Taille moyenne, oeil doux et teint plein de fraîcheur;
En morale, elle avait l'admirable principe
De garder à nos moeurs leur antique splendeur.
Son mari! ses enfants!... ah! qui pourrait redire
La tendresse et l'amour qu'elle éprouvait pour eux?
Seuls les anges du ciel sur leur divine lyre
Auraient pu retracer ces sentiments pieux!
Pierre et Rose étaient fiers de se sentir revivre
Dans les doux jumeaux blonds aux yeux intelligents;
Nous leur enseignerons la route qu'il faut suivre
Pour accomplir le bien, disaient ces bons parents.
Mais ce rêve enchanteur, ces projets fort louables
Ne devaient pas avoir leur accomplissement,
Car Dieu, dont les décrets sont tous impénétrables,
Allait anéantir leur rêve en un moment.
Le trois septembre au soir, par un beau clair de lune,
Pierre, la rame en main, refoulait le courant.
L'air était embaumé, mais le sournois Neptune
Agitait quelquefois les flots du Saint-Laurent.
Rose et les chérubins se tenaient près de Pierre,
Assis en cercle, au fond de l'embarcation,
Et contemplaient ravis, l'éclatante lumière
Que l'astre répandait sur la création.
--«Voyez-donc, chers parents, comme la lune est belle,
S'écria Pierre-Émile, en croquant un gâteau.»
Rose reprit:
--«Pourtant, ce n'est qu'une étincelle
Qui s'échappe la nuit du céleste Flambeau!
Mais si vous restez bons, pieux et charitables,
Si vous savez porter des malheurs le fardeau,
Un jour vous quitterez tous nos biens périssables
Pour aller contempler cet astre encor plus beau!»
Pierre, depuis longtemps observait le silence;
Un noir pressentiment faisait battre son coeur;
Il avait beau lutter, se faire violence,
Il restait au pouvoir de l'occulte oppresseur.
Aussi redoutait-il ces bourrasques fréquentes
Qui sont le cauchemar du courageux marin,
Car le vent soulevait des vagues écumantes,
L'air devenait plus lourd, et le ciel moins serein.
Tout à coup un éclair, un éclair grandiose,
Décrivit dans l'espace un long serpent de feu,
Et l'orage éclata. Les deux enfants et Rose,
Affolés de terreur, tremblaient en priant Dieu.
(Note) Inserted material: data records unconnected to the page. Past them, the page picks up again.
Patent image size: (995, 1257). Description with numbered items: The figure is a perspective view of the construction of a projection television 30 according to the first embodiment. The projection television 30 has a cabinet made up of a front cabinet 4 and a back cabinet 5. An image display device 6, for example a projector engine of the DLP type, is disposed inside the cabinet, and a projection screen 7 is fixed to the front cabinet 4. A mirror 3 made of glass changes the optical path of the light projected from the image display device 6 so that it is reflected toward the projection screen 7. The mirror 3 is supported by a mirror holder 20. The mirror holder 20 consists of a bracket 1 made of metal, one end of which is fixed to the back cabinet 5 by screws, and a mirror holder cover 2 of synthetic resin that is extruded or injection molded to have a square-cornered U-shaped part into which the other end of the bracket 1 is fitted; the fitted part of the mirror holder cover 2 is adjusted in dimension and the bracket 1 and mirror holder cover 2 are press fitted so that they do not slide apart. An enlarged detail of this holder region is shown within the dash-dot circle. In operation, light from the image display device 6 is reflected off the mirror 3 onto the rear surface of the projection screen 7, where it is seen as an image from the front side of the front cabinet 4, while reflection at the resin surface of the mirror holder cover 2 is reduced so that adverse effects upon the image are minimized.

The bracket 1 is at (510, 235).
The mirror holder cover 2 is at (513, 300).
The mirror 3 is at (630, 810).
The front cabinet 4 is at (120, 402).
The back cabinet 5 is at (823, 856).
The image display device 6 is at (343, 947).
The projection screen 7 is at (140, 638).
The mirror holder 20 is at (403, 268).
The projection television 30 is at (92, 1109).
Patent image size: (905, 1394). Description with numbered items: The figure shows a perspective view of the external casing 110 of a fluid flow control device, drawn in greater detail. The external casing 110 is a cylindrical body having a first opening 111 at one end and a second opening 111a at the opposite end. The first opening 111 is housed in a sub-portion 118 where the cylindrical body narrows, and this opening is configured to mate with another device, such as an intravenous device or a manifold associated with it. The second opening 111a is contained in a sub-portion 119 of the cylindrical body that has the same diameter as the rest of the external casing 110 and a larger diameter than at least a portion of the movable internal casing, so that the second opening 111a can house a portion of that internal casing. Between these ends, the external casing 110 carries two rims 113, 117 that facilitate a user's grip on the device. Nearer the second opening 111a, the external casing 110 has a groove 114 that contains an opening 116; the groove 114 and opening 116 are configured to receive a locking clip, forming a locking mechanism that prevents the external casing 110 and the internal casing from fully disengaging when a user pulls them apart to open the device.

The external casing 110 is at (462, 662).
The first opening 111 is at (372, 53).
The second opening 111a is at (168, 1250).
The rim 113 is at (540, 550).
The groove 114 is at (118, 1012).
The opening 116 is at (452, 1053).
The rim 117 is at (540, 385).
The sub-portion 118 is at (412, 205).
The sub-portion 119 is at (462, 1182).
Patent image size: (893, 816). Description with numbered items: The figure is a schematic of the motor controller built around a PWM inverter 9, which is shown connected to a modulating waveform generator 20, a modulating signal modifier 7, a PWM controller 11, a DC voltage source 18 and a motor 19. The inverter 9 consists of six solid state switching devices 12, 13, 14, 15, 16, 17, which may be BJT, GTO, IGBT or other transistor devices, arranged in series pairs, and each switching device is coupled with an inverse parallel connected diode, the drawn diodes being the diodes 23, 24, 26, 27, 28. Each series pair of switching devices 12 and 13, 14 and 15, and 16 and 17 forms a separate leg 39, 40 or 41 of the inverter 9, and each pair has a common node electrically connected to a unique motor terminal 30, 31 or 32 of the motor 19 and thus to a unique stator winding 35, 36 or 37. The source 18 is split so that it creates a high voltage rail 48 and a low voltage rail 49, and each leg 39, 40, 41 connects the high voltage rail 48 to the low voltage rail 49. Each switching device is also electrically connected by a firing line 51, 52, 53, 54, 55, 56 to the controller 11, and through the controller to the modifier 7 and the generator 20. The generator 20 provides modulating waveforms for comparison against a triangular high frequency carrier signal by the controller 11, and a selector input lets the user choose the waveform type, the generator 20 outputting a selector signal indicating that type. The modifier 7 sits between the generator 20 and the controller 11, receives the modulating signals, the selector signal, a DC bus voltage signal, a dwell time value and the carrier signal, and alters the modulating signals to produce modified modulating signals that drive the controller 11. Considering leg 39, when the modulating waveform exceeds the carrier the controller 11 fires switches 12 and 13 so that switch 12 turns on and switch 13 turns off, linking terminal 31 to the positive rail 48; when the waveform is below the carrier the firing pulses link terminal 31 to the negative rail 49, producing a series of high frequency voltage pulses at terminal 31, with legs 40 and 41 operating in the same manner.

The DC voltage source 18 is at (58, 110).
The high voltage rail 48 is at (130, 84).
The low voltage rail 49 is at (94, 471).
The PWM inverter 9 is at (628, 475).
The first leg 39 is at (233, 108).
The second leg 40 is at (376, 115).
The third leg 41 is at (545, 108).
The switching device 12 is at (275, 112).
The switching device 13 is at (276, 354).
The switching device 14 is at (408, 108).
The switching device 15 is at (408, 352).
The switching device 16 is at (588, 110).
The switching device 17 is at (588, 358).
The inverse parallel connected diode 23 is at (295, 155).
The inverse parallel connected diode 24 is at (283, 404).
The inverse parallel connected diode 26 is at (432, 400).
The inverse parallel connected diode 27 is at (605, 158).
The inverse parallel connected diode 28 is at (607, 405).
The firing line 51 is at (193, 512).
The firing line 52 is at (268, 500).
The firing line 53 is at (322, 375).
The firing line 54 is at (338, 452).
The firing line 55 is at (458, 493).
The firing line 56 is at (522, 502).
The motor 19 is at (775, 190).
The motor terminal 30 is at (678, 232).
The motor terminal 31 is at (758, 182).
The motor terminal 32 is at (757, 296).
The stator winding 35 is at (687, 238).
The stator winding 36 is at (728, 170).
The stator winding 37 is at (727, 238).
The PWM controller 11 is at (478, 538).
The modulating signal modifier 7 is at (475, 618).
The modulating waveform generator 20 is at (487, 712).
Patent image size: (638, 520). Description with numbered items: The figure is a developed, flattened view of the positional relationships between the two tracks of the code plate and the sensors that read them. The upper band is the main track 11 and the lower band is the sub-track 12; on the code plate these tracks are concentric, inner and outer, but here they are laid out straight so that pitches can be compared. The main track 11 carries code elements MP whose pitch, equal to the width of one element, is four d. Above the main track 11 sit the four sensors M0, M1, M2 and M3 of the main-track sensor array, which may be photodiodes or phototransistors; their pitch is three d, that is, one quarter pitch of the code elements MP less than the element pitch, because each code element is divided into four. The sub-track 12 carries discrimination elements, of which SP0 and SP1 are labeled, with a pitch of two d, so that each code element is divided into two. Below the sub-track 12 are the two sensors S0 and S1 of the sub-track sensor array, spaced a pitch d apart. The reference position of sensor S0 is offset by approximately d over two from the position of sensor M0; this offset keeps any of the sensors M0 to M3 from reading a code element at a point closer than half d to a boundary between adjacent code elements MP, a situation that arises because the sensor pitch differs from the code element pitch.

Pierre les rassurait en montrant le rivage
Qu'il s'efforçait d'atteindre avec son vieux canot;
Le vent le repoussait. Sous un épais nuage
La lampe de la nuit se déroba bientôt!
Les malheureux étaient plongés dans les ténèbres
Et ballottés ainsi qu'un fragile roseau.
Le tonnerre aux échos jeta des sons funèbres,
Et la vague lança les promeneurs à l'eau...
Mais Pierre, redoublant aussitôt de courage,
Saisit d'une main Rose et de l'autre un enfant;
Et, vif comme un poisson, il revint à la nage
Sur les flots tourmentés sans cesse par le vent.
Eh! que pourrait-il faire ainsi sans assistance,
N'ayant plus de canot ni la moindre clarté?
Mourir... hélas! oui, car une bonne distance
Le séparait encor de sa chère cité!...
Quoi! mourir à cet âge où la vie est si belle,
Où tout sous le soleil nous parle joie, amours...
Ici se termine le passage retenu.